Sunil Soren, general secretary, Birbhum Adivasi Gaonta, said that the “local residents, in general, and the Adivasis, in particular, are aggrieved that the government has announced a rehabilitation scheme without talking to us, without knowing what sudden displacement will mean for us”. According to Soren, when former chief secretary Rajiva Sinha visited the area a few years ago, he did not bother to meet them. “He met the ruling party panchayat members, who stay around eight km away from the project area. The authorities must first talk to the local people, who will be affected.”

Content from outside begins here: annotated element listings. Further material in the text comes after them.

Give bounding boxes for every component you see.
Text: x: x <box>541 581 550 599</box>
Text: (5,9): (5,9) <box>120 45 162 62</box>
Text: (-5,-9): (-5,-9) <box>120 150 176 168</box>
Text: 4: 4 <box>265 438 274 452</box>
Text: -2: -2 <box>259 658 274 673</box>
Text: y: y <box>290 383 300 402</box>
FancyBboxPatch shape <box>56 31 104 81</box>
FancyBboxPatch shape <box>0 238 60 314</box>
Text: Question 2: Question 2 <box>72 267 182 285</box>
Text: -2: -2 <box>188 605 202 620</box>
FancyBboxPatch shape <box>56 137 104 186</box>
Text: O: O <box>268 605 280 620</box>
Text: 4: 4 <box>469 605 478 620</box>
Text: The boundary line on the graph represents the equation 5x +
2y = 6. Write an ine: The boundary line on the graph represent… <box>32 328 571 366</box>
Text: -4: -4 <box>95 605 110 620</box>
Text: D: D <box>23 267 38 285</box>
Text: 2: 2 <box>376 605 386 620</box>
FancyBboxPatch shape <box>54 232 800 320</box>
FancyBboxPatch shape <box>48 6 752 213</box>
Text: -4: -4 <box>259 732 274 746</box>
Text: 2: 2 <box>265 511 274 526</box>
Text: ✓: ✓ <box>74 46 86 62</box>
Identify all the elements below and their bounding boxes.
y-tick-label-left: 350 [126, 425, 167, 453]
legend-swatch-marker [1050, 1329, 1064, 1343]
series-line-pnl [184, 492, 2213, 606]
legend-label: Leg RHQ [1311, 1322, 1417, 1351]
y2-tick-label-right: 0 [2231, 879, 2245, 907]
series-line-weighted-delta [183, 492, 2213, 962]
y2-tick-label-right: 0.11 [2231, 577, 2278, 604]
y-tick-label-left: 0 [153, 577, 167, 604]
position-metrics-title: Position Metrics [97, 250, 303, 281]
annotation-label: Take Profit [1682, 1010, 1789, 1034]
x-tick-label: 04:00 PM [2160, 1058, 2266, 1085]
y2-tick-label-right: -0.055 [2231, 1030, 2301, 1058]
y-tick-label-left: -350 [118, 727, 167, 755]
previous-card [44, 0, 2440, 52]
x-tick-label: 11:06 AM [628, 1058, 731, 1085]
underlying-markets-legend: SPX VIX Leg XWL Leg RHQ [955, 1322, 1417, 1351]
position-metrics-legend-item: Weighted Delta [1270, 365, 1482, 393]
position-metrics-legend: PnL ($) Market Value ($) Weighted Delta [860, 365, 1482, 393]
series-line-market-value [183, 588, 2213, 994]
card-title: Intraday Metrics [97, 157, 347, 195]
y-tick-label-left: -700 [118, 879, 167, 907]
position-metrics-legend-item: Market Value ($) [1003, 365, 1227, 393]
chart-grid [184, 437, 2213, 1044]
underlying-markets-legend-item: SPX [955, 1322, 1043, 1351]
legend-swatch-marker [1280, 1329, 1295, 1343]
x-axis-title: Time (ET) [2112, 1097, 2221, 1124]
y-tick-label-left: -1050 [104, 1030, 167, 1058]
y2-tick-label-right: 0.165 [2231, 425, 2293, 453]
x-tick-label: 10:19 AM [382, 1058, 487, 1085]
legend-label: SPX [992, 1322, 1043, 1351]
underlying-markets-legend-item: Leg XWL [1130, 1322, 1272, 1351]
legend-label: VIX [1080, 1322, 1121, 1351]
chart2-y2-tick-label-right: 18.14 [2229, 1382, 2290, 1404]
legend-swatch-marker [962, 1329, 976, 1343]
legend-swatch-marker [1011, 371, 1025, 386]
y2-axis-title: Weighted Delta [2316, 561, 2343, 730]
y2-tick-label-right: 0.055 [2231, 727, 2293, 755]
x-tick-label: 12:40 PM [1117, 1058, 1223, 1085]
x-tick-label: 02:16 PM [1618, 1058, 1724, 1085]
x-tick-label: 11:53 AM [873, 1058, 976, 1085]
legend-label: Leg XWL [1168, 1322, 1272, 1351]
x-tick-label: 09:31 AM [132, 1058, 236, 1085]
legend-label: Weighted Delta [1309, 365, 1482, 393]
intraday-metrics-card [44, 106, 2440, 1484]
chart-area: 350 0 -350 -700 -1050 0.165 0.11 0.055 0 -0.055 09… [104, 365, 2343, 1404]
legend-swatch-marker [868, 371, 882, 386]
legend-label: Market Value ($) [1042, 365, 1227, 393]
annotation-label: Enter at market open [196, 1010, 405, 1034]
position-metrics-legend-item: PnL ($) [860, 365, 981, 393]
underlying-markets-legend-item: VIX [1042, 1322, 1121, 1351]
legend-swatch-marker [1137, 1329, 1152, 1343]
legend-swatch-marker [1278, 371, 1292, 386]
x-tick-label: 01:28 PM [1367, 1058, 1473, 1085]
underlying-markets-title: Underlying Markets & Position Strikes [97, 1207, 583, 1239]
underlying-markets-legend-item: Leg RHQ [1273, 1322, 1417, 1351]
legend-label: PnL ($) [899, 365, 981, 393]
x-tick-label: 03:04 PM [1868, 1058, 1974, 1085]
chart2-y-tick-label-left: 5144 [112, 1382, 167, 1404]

Dipankar Chakravorty, general secretary, Centre of Indian Trade Unions (Birbhum district unit), feels that it is not only a question of rehabilitation. “What about health care and education facilities? How will the people’s environmental concerns be addressed? Coal mining in the vast tracts under the jurisdiction of Eastern Coalfields Limited, particularly in the Pandaveswar area, where illegal mining by unscrupulous elements has thrived, has caused subsidence. Moreover, the flouring of the prescribed safety regulations, particularly sand stowing, where mineable reserves were exhausted, cause other problems to the locals,” he said. 

Samsuzzoha, the owner of a stone crushing factory and member of Pachami Mine Owners’ Association, said, “Whatever little we know is from the newspapers. Nobody from the government has contacted us. It is an important issue for about 200 factory owners whose business is the source of livelihood for 3,000 people. We will only decide when we are informed about how we can restart our factories post-displacement.”

Meanwhile, Nabanna has decided to wait for 30 days to gauge the reaction of the locals to the rehabilitation proposal and hinted that it will consider genuine suggestions. 

The writer is a Kolkata-based senior freelance journalist. The views are personal.